Like making art, there are no steadfast rules to writing artist statements - and even the best of us fail sometimes - but there are of course some decent guidelines one might consider following....
Art work descriptions and statements should be about 300 - 500 words, and strictly address the following:
- What "is" the work? Describe it as an object, installation or situation in a way that enables visual and/or sensual comprehension. This is not what the piece is “about.” I mean it literally / physically: what are your art piece’s individual components and materials, and how do they work together as a whole?
- What do we see or experience? If it's an installation, consider a walk-through, a description of how it looks, sounds, smells, feels (again, not emotionally or conceptually, but physically), and what actions viewers have taken in and around it. If it's a situation, describe the relationships (and power structures) you are intervening in and how participants might perform them. Many works would likely need to address both what we experience and what we do as an audience or participants in front of it / around it / with it. How do viewers relate to the work, to the artist, to each other...?

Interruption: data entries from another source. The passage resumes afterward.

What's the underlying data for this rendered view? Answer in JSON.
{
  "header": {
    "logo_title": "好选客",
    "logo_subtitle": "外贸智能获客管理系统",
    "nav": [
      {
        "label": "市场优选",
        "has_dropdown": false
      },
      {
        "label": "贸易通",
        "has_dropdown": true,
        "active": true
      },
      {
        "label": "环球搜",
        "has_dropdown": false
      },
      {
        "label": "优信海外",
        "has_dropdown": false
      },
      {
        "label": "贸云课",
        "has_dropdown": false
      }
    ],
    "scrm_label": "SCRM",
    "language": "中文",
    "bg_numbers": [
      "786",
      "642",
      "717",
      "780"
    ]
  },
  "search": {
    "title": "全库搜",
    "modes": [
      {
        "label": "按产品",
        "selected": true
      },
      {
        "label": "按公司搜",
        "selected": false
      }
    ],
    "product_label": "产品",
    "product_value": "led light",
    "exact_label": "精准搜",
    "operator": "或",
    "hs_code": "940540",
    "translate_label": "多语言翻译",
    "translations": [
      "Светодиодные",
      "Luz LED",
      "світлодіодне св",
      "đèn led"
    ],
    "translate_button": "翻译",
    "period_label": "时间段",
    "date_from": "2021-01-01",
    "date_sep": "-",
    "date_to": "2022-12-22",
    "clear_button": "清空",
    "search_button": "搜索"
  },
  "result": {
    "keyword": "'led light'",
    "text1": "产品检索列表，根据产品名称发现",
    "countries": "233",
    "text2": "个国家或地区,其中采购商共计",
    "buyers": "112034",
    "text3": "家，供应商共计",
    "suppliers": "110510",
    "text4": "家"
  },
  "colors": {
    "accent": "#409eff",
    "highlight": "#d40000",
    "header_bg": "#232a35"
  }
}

- What's at stake? Why is this important to you? Why should it be important to me / others? You can briefly address or allude to conceptual issues here, but be specific rather than general. How does the piece itself address these concerns? How do we encounter them in our experience of it, and what value lies in that encounter?
7 guidelines to follow:
- This is not a mystery novel. Start with a one-sentence description that encompasses all of the above to some extent – especially what it is – then unpack each of the listed items as is needed.